De la costa que mira al Caribe destaco la frondosidad de la antigua tierra del banano. Una zona que cuenta con La Ceiba por ciudad sobre la falda de una montaña que llaman Pico Bonito. Un atractivo enclave urbano que siente y vive en su música la cultura caribeña. Balcón natural que mira al mar donde se encuentran las islas paradisíacas de Roatán, Guanaja y Utila. Tres trozos de tierras que parecen flotar a 100 kilómetros de distancia, donde encontramos la segunda barrera de arrecifes coralinos más grande del mundo, sólo después de la existente en Australia.
Tegucigalpa es la capital política y cultural del país, pero San Pedro de Sula es la capital económica. Ambas muy bien servida por hoteles, restaurantes y centros comerciales que han proliferado en los últimos años. Un trayecto a recorrer que cuenta con la presencia de caminos asfaltados y cómodas carreteras que enlazan pueblos y aldeas. Todos ellos frecuentados por vendedores ambulantes o ferias populares los fines de semana que ofrecen golosinas, artesanía y otros enseres menores que ayudan a los habitantes procurar el sustento de cada día.
A unos 85 kilómetros de San Pedro está el Lago de Yojoa en medio de la zona cafetalera del país. Una amplia y tenue masa de agua circundada por una sierra de color verde intenso, que complementa la belleza y cubre el lugar con extraordinaria quietud. Sólo el volar o el sonido repentino de algún pájaro son capaces de romper el silencio que allí habita. Paraje donde puede pernoctar en una finca que cuenta con un muy modesto motel que llaman Las Glorias, desde donde puedes realizar pequeñas excursiones en botes por el lago e incluso visitar la costa al otro lado, donde abunda la virginidad de la naturaleza.

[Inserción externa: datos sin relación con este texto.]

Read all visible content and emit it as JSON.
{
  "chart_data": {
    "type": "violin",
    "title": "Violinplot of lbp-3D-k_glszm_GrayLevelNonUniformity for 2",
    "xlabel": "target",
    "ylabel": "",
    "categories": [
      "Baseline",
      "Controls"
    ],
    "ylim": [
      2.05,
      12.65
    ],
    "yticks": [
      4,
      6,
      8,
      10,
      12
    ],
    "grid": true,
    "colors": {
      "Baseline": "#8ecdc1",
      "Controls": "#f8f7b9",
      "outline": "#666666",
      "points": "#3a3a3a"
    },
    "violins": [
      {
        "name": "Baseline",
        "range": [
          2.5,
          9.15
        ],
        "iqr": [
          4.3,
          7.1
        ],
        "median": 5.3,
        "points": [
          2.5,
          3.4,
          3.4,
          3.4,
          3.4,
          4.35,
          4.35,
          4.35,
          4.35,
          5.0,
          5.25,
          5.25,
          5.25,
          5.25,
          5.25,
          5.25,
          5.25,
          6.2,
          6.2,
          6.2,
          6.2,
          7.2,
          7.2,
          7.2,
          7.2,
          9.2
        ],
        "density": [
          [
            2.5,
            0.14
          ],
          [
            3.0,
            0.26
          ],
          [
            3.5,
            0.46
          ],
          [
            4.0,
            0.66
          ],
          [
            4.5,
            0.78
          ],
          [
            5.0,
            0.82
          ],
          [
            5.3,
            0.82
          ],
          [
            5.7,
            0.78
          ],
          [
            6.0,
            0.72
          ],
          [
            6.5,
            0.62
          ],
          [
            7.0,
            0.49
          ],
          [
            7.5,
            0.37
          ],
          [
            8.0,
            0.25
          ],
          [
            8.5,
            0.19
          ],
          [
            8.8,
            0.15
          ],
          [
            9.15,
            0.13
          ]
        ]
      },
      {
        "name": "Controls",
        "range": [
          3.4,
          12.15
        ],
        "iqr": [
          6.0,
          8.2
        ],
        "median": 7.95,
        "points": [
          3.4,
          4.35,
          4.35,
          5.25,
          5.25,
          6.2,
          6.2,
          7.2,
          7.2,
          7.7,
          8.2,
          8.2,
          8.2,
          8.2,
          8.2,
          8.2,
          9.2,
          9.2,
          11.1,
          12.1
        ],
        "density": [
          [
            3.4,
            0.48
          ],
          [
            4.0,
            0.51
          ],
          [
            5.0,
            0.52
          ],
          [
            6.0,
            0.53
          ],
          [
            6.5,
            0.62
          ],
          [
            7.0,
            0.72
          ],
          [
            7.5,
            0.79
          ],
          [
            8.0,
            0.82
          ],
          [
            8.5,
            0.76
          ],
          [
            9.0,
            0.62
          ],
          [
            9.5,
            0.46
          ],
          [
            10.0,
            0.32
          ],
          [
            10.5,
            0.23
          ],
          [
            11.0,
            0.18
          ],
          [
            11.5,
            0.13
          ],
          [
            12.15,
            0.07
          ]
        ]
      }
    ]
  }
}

A tan sólo 17 kilómetros del lago están las cataratas de Pullapanzak. Salto de agua que cae desde sus 43 metros de altura y donde se ha habilitado un austero balneario con el agua fresca que por allí corre. Allí la tierra ostenta un color rojizo intenso, siempre húmeda por la presencia de un persistente rocío que emana del torrente.
Asimismo, Honduras posee una rica historia precolombina dada por los mayas y un grupo indígena posterior llamado lenca. De los primeros persisten las ruinas de Copán y de los segundos una extensa presencia repartida por el territorio nacional.
Copán fue la ciudad próspera de los mayas durante el llamado período clásico (150-900). Situada muy cerca de la frontera con Guatemala, la antigua ciudad que albergaba el entonces Reino del Sol fue abandonada por razones aún desconocidas hacia el 900. Invadida desde entonces por la selva, fue descubierta por los españoles en 1570. No obstante, no fue hasta mediados del XIX cuando los estudiosos comenzaron la faena de excavación. Largo proceso que aún perdura en nuestros días y cuya información detallada puede obtener en el portal cibernético CopanHonduras.orgdisponible en Internet.
De aquella ciudad maya se conservan buena parte de los templos, la Gran Plaza, la Escalinata Jeroglífica, llamada así por la cantidad de esculpidos que ostenta, y un buen número de esculturas que llamamos estelas, así como un importante recinto museológico que alberga la mayoría de las piezas esculpidas originales. Un lugar donde igualmente puede pernoctar en alguno de los inmuebles que conforman la oferta hotelera de Copán Ruinas. Un atractivo pueblo muy bien cuidado y cercano al bastión maya donde abunda la buena comida típica de la zona.